5. Cari amici, non posso soffermarmi su tutti i soggetti che suggerirebbe la vostra attività. Ma, a proposito del vostro programma per l’avvenire, io sono felice di stimolare gli sforzi che voi farete per la formazione dei responsabili delle vostre organizzazioni - formazione spirituale, dottrinale e “professionale” - attraverso “una pedagogia della carità in vista di un’azione concreta”. Sono questi responsabili che, nelle loro Chiese, parteciperanno alla “costruzione di comunità” di giustizia e di carità.
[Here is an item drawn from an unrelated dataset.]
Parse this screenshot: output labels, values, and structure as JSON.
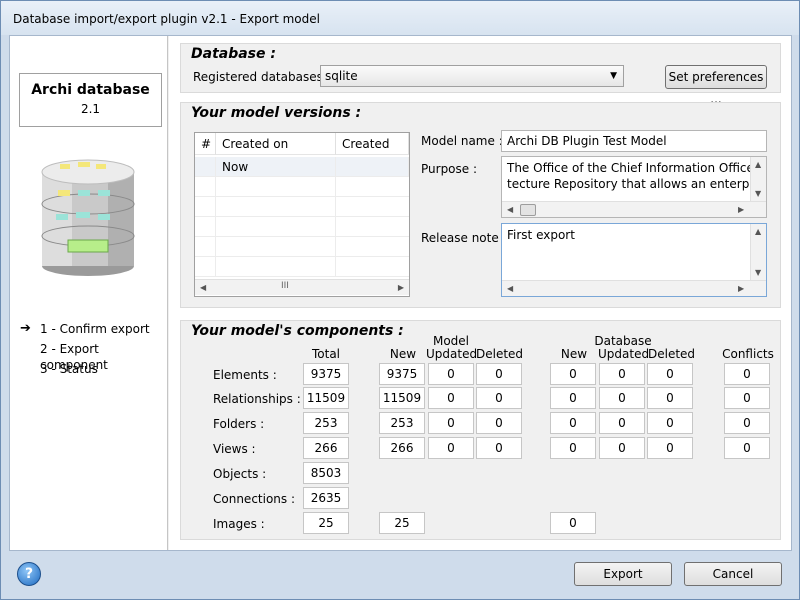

L’ottobre prossimo si riunirà il Sinodo ordinario dei Vescovi. Esso avrà per tema: “Vocazione e missione dei laici nella Chiesa e nel mondo vent’anni dopo il Concilio Vaticano II”. Da alcuni anni, le Caritas sono state e sono un luogo di formazione e di responsabilità per i laici. Sì, i laici sono chiamati ad assumere numerose e grandi responsabilità in questo immenso spazio delle attività sociali.

Voi volete che le Caritas si preparino ad entrare nel mondo del terzo millennio, grazie a dei giovani atti a costruire l’avvenire. Dove troverete la vostra ispirazione? Voi meditate spesso, ne sono convinto, il celebre capitolo 13 della Prima Lettera di san Paolo ai Corinzi: “Quando distribuirò tutti i miei beni in elemosina, quando consegnerò il mio corpo alle fiamme, se io non ho la carità, ciò a niente mi giova. La carità è paziente, la carità è benigna . . ., tutto scusa, tutto spera, tutto sopporta”. E, il capitolo termina con queste parole di fuoco, il fuoco dell’amore trinitario: “La fede, la speranza e la carità dimorano tutte, ma la più grande tra esse è la carità”. Possano queste parole dell’Apostolo essere lo statuto, che ispira i vostri passi.

Tra qualche giorno si aprirà l’Anno Mariano. Maria vi aiuterà in questo cammino soprattutto attraverso l’avvenimento della visitazione. La Vergine di Nazaret, in effetti, lascia la sua casa e si reca con sollecitudine verso la regione montagnosa per portare la buona novella e per render servizio a sua cugina Elisabetta; essa porta in sé colui che viene tra noi per educare i suoi discepoli alla carità e per compiere lui stesso il più grande sacrificio d’amore, dare la sua vita per quelli che ama.

Invoco sulla “Caritas Internationalis” e sui suoi responsabili, così come sulle organizzazioni nazionali e diocesane di questo vasto movimento caritativo, le grazie dello Spirito d’amore e la protezione materna di Maria.